Maintenant, sous le rapport de la religion qu’il professe, peut-on assimiler un président de république à un souverain ? Avant son élection, il n’était qu’un simple particulier ; son mandat terminé, il le redeviendra. Le pays ignore ses antécédents familiaux ; sa femme l’accompagne et fait les honneurs de sa maison mais ni ses fils ni ses frères ni aucun des siens ne jouissent du moindre privilège. La notion de la neutralité du pouvoir civil le protège contre les indiscrétions, et cette notion se répand de plus en plus. Sous le maréchal de Mac-Mahon, l’opinion ne s’inquiétait guère de savoir quels offices avaient été célébrés dans la chapelle de l’Élysée ; aujourd’hui, elle ne s’informe même plus si M. Loubet va à la messe. Un temps viendra où catholiques et protestants pourront indifféremment occuper la présidence des États-Unis, du Chili, de la République Argentine, de la Confédération helvétique. Le jour où le chef catholique d’une de ces démocraties voudrait, se trouvant à Rome, y saluer le pape, celui-ci serait donc forcé de lui refuser l’audience qu’il aurait accordée à son prédécesseur protestant ?… Cela n’a point de sens.

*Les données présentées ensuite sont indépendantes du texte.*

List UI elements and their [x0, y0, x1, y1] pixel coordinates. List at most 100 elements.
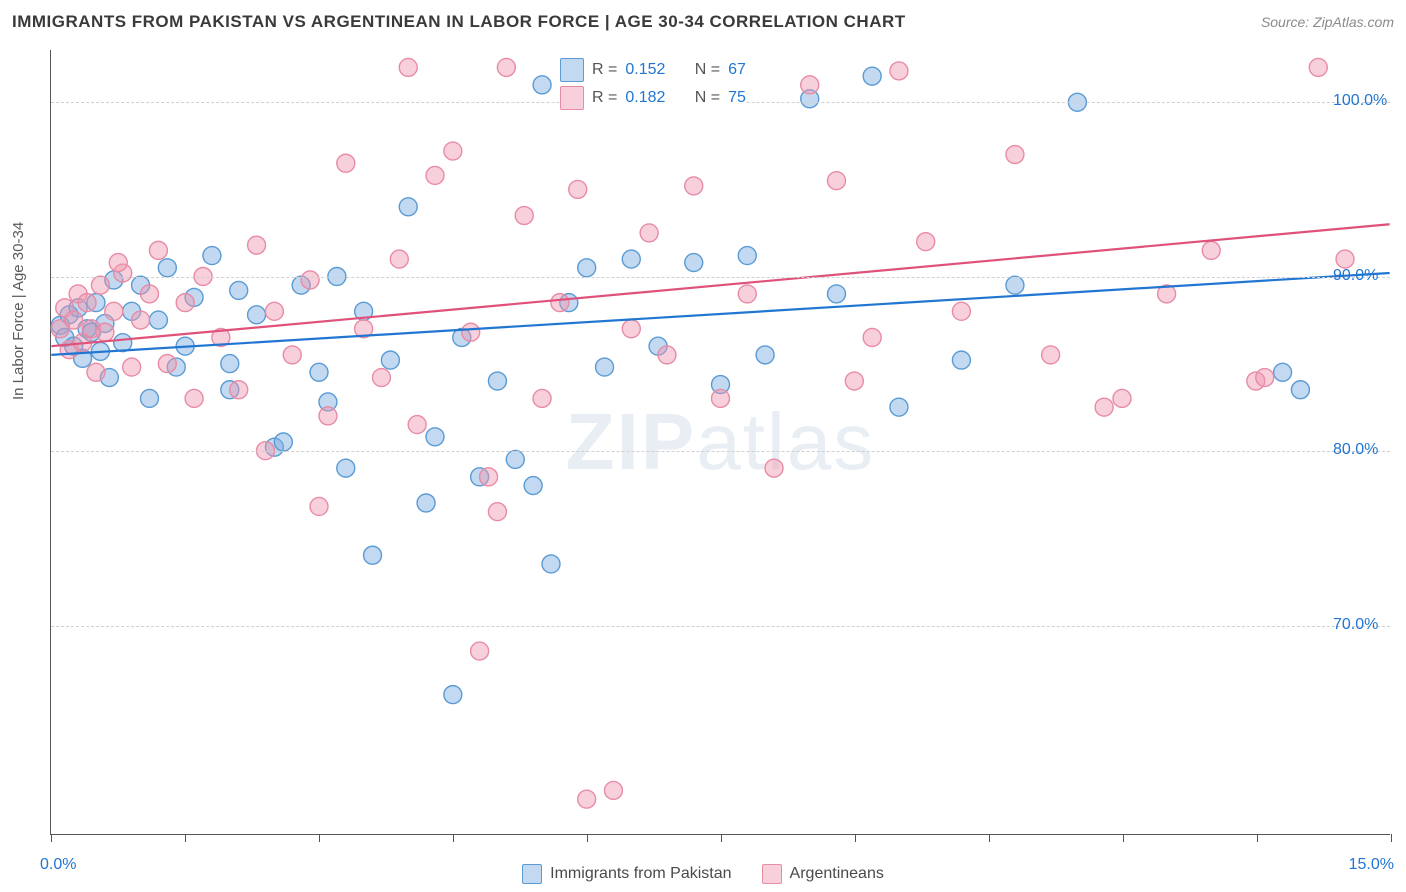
data-point — [578, 259, 596, 277]
data-point — [399, 58, 417, 76]
data-point — [248, 306, 266, 324]
data-point — [230, 381, 248, 399]
data-point — [274, 433, 292, 451]
x-tick — [587, 834, 588, 842]
data-point — [542, 555, 560, 573]
x-tick — [51, 834, 52, 842]
series-legend: Immigrants from PakistanArgentineans — [0, 864, 1406, 884]
data-point — [87, 363, 105, 381]
correlation-chart: IMMIGRANTS FROM PAKISTAN VS ARGENTINEAN … — [0, 0, 1406, 892]
data-point — [827, 172, 845, 190]
chart-title: IMMIGRANTS FROM PAKISTAN VS ARGENTINEAN … — [12, 12, 906, 32]
data-point — [952, 302, 970, 320]
data-point — [497, 58, 515, 76]
data-point — [176, 294, 194, 312]
data-point — [230, 281, 248, 299]
data-point — [444, 686, 462, 704]
x-axis-max-label: 15.0% — [1349, 856, 1394, 874]
x-axis-min-label: 0.0% — [40, 856, 76, 874]
data-point — [141, 285, 159, 303]
legend-row: R = 0.152 N = 67 — [560, 58, 746, 82]
data-point — [506, 450, 524, 468]
data-point — [863, 328, 881, 346]
scatter-svg — [51, 50, 1390, 834]
data-point — [640, 224, 658, 242]
data-point — [1042, 346, 1060, 364]
y-tick-label: 80.0% — [1333, 441, 1378, 459]
data-point — [685, 254, 703, 272]
data-point — [1336, 250, 1354, 268]
data-point — [622, 320, 640, 338]
data-point — [1095, 398, 1113, 416]
y-tick-label: 90.0% — [1333, 267, 1378, 285]
data-point — [301, 271, 319, 289]
legend-label: Immigrants from Pakistan — [550, 865, 731, 883]
correlation-legend: R = 0.152 N = 67 R = 0.182 N = 75 — [560, 58, 746, 114]
data-point — [158, 259, 176, 277]
data-point — [105, 302, 123, 320]
x-tick — [1257, 834, 1258, 842]
data-point — [765, 459, 783, 477]
data-point — [845, 372, 863, 390]
data-point — [622, 250, 640, 268]
data-point — [462, 323, 480, 341]
data-point — [364, 546, 382, 564]
data-point — [265, 302, 283, 320]
data-point — [310, 363, 328, 381]
data-point — [417, 494, 435, 512]
plot-area: ZIPatlas 70.0%80.0%90.0%100.0% — [50, 50, 1390, 835]
data-point — [488, 503, 506, 521]
legend-r-value: 0.182 — [625, 89, 665, 107]
data-point — [890, 398, 908, 416]
gridline — [51, 277, 1390, 278]
data-point — [78, 294, 96, 312]
data-point — [91, 276, 109, 294]
gridline — [51, 451, 1390, 452]
legend-row: R = 0.182 N = 75 — [560, 86, 746, 110]
data-point — [337, 154, 355, 172]
data-point — [738, 247, 756, 265]
y-axis-label: In Labor Force | Age 30-34 — [10, 222, 27, 400]
legend-r-value: 0.152 — [625, 61, 665, 79]
data-point — [578, 790, 596, 808]
data-point — [1006, 276, 1024, 294]
data-point — [221, 355, 239, 373]
title-bar: IMMIGRANTS FROM PAKISTAN VS ARGENTINEAN … — [12, 12, 1394, 32]
y-tick-label: 70.0% — [1333, 616, 1378, 634]
legend-swatch — [560, 58, 584, 82]
data-point — [480, 468, 498, 486]
legend-n-label: N = — [695, 89, 720, 107]
data-point — [158, 355, 176, 373]
data-point — [203, 247, 221, 265]
data-point — [123, 358, 141, 376]
data-point — [381, 351, 399, 369]
data-point — [310, 497, 328, 515]
x-tick — [855, 834, 856, 842]
data-point — [65, 311, 83, 329]
data-point — [319, 407, 337, 425]
legend-swatch — [522, 864, 542, 884]
data-point — [890, 62, 908, 80]
data-point — [1291, 381, 1309, 399]
data-point — [533, 389, 551, 407]
legend-item: Immigrants from Pakistan — [522, 864, 731, 884]
legend-swatch — [560, 86, 584, 110]
data-point — [863, 67, 881, 85]
data-point — [1256, 369, 1274, 387]
chart-source: Source: ZipAtlas.com — [1261, 14, 1394, 30]
data-point — [917, 233, 935, 251]
data-point — [569, 180, 587, 198]
data-point — [1274, 363, 1292, 381]
data-point — [426, 428, 444, 446]
data-point — [444, 142, 462, 160]
x-tick — [989, 834, 990, 842]
data-point — [96, 323, 114, 341]
data-point — [533, 76, 551, 94]
legend-n-value: 67 — [728, 61, 746, 79]
data-point — [712, 389, 730, 407]
data-point — [408, 416, 426, 434]
data-point — [488, 372, 506, 390]
data-point — [390, 250, 408, 268]
data-point — [738, 285, 756, 303]
x-tick — [319, 834, 320, 842]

Enfin — dernière considération — ce n’est pas la réception du président Loubet qui créerait un précédent au détriment du Saint-Siège, ce serait plutôt sa non-réception. Si la visite n’a pas lieu, le pape protestera-t-il ? publiera-t-il une Encyclique indignée ? fulminera-t-il une excommunication ? Non, assurément, car en ce faisant, il nuirait aux intérêts sacrés dont il a la garde. Pie x s’enfermera dans le silence et affectera d’« ignorer » la présence à Rome du chef de l’État français ; cet incident n’influera pas sur son attitude à l’égard de la France ; d’un commun accord on évitera d’en parler et le nonce s’absentera quelques jours de Paris pour n’en rien savoir.

Voilà qui sera de nature à lever les scrupules des autres chefs d’États catholiques, tentés de visiter à leur tour Victor-Emmanuel. Ils sauront qu’ils peuvent le faire sans s’exposer au plus léger dommage. Pour avoir voulu assimiler M. Loubet à un souverain héréditaire et lui avoir appliqué une règle d’un caractère nettement dynastique, on aura facilité à toutes les cours l’accès du Quirinal… Est-ce bien là ce que l’on cherche ?

La conclusion de tout ceci, c’est que la fameuse visite doit s’accomplir ; tout le monde y a intérêt et personne ne se trouverait bien qu’elle n’eût pas lieu. Il s’agit de la rendre possible en faisant de part et d’autre les concessions nécessaires.